3. D’autre part, aux termes des dispositions de l’article L. 114-1 du code de l’action sociale et des familles : « Toute personne handicapée a droit à la solidarité de l’ensemble de la collectivité nationale, qui lui garantit, en vertu de cette obligation, l’accès aux droits fondamentaux reconnus à tous les citoyens ainsi que le plein exercice de sa citoyenneté ». Aux termes de l’article L. 114-1-1 du même code : « La personne handicapée a droit à la compensation des conséquences de son handicap quels que soient l’origine et la nature de sa déficience, son âge ou son mode de vie. / Cette compensation consiste à répondre à ses besoins, qu’il s’agisse () de la scolarité, de l’enseignement, de l’éducation, de l’insertion professionnelle () de places en établissements spécialisés, des aides de toute nature à la personne ou aux institutions pour vivre en milieu ordinaire ou adapté, ou encore en matière d’accès aux procédures et aux institutions spécifiques au handicap () ». Aux termes de l’article L. 246-1 de ce code : « Toute personne atteinte du handicap résultant du syndrome autistique et des troubles qui lui sont apparentés bénéficie, quel que soit son âge, d’une prise en charge pluridisciplinaire qui tient compte de ses besoins et difficultés spécifiques. / Adaptée à l’état et à l’âge de la personne, cette prise en charge peut être d’ordre éducatif, pédagogique, thérapeutique et social () ». Ces dispositions imposent à l’Etat et aux autres personnes publiques chargées de l’action sociale en faveur des personnes handicapées d’assurer, dans le cadre de leurs compétences respectives, une prise en charge effective dans la durée, pluridisciplinaire et adaptée à l’état comme à l’âge des personnes atteintes du syndrome autistique.
4. Si une carence dans l’accomplissement de ces missions est de nature à engager la responsabilité des autorités compétentes, elle n’est susceptible de constituer une atteinte grave et manifestement illégale à une liberté fondamentale, au sens de l’article L. 521-2 du code de justice administrative, que si elle est caractérisée, au regard notamment des pouvoirs et des moyens dont disposent ces autorités, et si elle entraîne des conséquences graves pour la personne atteinte d’un syndrome autistique, compte tenu notamment de son âge et de son état. En outre, le juge des référés ne peut intervenir, en application de cet article, que pour prendre des mesures justifiées par une urgence particulière et de nature à mettre fin immédiatement ou à très bref délai à l’atteinte constatée.
5. Il résulte de l’instruction que C A, née le 3 janvier 2014, présente un trouble du spectre autistique avec des éléments psychotiques prévalents, associé à un retard global de développement et des troubles cognitifs et du comportement.
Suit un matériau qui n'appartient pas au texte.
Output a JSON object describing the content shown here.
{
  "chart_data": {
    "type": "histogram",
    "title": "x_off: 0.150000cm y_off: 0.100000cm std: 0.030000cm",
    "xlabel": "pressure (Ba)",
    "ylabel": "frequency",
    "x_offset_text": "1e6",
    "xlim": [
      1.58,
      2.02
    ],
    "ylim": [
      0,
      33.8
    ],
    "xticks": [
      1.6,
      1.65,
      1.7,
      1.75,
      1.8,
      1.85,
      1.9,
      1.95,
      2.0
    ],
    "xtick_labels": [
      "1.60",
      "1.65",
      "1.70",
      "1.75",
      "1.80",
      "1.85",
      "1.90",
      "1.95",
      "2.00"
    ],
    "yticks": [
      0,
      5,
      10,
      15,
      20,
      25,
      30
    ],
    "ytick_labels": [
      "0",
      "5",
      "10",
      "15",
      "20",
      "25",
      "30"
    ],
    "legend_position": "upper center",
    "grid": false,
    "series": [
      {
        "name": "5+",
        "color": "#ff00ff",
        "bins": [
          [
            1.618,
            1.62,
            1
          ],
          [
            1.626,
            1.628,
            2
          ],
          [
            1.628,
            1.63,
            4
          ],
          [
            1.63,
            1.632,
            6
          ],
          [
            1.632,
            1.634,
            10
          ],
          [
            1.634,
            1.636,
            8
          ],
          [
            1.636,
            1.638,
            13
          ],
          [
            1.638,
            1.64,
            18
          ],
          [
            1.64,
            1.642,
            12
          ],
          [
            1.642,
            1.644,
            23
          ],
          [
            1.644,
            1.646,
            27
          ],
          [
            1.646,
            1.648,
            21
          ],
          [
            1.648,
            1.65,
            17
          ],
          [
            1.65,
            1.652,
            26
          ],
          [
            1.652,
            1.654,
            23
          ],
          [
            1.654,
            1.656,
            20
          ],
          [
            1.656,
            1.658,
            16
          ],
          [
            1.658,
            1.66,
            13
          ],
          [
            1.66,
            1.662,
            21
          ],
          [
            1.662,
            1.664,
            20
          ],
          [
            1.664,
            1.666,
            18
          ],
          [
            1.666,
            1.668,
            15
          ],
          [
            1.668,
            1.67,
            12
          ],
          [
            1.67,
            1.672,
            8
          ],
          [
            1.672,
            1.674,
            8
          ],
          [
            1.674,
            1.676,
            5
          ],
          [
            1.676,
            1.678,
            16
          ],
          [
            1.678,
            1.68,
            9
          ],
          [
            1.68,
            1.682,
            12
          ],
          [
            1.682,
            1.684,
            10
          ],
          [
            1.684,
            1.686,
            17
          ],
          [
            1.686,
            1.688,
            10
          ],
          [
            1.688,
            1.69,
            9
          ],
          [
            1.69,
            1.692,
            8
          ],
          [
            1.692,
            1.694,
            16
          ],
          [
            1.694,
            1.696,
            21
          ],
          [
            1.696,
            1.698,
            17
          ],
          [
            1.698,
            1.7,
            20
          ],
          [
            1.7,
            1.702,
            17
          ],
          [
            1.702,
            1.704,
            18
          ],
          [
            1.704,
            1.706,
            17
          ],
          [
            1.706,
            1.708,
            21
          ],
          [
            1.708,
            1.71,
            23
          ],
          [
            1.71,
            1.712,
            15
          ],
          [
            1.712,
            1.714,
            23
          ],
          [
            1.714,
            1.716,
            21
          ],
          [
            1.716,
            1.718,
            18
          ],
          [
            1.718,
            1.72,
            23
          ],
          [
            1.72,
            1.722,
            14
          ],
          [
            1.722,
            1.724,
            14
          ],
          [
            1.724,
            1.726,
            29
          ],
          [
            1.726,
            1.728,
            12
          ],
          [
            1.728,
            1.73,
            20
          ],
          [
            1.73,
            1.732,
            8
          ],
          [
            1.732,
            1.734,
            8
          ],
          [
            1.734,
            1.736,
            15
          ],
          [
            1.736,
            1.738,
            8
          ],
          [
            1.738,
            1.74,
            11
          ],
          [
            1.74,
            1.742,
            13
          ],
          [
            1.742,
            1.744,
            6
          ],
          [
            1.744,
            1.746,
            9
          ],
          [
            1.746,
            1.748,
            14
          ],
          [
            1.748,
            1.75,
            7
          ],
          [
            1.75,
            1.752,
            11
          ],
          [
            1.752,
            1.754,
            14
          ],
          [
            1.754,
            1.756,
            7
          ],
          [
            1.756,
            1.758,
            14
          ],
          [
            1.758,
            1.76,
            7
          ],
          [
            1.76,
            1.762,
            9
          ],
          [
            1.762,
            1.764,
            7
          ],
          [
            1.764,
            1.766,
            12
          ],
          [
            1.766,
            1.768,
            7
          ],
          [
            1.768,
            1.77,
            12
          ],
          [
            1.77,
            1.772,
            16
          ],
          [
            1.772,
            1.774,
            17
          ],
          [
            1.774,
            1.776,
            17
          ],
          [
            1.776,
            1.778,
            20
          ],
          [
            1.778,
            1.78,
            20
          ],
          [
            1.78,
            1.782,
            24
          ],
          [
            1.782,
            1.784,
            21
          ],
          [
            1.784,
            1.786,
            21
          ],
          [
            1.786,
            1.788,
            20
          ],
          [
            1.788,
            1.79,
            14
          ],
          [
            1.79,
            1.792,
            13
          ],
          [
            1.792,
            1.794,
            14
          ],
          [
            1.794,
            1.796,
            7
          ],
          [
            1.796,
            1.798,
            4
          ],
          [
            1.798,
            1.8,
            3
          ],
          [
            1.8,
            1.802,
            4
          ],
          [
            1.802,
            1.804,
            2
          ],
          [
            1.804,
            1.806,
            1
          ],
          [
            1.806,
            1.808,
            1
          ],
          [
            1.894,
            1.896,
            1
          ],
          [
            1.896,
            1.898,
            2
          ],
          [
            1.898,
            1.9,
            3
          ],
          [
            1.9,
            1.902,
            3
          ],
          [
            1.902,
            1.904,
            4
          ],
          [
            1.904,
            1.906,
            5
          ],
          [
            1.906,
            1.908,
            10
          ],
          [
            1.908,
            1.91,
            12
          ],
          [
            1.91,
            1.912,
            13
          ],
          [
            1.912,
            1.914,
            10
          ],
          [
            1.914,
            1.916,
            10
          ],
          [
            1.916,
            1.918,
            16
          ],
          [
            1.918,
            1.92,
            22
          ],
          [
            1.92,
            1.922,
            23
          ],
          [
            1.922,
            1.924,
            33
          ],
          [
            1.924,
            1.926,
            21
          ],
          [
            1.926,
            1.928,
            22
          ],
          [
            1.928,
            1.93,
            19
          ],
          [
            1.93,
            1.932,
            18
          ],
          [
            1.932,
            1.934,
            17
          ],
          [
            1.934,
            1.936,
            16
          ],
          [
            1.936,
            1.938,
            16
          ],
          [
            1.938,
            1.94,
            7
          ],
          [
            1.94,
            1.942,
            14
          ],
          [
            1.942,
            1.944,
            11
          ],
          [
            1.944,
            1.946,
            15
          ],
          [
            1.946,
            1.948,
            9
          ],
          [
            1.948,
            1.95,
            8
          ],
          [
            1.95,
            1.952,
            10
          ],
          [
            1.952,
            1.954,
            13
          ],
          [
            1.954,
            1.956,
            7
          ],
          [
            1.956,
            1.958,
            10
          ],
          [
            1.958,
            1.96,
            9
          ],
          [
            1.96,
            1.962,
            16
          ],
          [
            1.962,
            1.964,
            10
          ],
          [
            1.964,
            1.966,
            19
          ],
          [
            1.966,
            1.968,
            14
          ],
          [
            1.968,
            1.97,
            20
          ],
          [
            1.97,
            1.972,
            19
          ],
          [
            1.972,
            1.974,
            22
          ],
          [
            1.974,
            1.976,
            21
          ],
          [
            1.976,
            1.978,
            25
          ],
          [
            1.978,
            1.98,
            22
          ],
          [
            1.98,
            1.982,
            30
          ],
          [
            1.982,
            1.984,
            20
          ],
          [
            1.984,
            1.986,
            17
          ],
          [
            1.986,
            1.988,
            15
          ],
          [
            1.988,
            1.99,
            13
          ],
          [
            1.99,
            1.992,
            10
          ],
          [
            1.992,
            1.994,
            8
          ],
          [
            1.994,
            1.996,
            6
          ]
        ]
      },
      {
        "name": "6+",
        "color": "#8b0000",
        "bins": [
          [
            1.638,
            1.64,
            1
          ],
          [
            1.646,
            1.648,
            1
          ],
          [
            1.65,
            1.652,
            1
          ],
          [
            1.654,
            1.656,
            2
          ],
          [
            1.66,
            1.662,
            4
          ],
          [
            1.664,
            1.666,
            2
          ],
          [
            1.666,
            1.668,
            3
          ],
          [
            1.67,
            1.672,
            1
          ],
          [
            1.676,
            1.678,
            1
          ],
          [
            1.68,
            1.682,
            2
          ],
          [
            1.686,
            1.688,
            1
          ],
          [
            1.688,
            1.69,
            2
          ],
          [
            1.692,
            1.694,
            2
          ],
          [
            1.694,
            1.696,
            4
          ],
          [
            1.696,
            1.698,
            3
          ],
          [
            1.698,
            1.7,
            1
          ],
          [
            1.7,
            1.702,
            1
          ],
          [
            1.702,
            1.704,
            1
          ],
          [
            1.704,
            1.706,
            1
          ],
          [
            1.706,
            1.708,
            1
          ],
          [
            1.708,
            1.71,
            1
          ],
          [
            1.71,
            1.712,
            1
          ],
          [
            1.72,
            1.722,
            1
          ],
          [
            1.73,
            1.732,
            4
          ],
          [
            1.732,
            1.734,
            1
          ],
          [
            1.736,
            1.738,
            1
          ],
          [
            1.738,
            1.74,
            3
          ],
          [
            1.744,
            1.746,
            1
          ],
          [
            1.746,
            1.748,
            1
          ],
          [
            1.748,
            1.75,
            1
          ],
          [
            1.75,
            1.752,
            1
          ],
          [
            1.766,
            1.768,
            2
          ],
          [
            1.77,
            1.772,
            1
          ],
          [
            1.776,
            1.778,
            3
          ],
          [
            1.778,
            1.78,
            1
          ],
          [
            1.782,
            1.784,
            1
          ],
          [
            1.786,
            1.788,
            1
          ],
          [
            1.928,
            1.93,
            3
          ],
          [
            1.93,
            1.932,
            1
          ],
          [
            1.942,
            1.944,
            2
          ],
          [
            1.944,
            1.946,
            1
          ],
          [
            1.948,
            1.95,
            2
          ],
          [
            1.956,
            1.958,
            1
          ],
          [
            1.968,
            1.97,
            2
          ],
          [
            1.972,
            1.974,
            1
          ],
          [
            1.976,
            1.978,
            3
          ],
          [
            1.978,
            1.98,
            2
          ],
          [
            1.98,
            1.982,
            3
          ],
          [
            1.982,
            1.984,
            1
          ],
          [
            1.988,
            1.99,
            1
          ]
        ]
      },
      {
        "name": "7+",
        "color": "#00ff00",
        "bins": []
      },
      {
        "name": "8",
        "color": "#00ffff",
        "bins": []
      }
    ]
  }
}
Elle a été admise en 2018 en moyenne section de maternelle à raison de quatre demi-journées par semaine avec l’aide d’un accompagnant de vie scolaire pendant neuf heures, puis, à partir de juin 2019, pendant douze heures. Par une décision du 23 septembre 2019, la maison départementale des personnes handicapées de l’Eure l’a orientée en service d’éducation spéciale et de soins à domicile (SESSAD) et un accompagnant des élèves en situation de handicap lui a été affecté pour une durée de 15 heures par semaine. Par une décision du 9 juillet 2020, la MDPH de l’Eure lui a accordé une orientation vers un IME qui n’a pas été concrétisée. Au cours de l’année scolaire suivante, les parents de C ont obtenu qu’elle reste scolarisée en grande section de maternelle avec la poursuite de son accompagnement pour la même durée hebdomadaire. Suite à la dégradation de son comportement en structure collective, et notamment son comportement agressif vis-à-vis des adultes et d’elle-même, la jeune C a été admise en hôpital de jour à l’hôpital Necker à Paris. En septembre 2021, elle a réintègré une classe de cours préparatoire et lors des rentrées suivantes, une classe de cours élémentaire première année, puis deuxième année. Alors que par une décision du 2 mai 2022, la MDPH de l’Eure a préconisé une nouvelle fois, une admission en IME, toutes les demandes présentées par M. et Mme A en vue de l’admission de leur fille dans un tel établissement se sont heurtées à des refus faute de places disponibles.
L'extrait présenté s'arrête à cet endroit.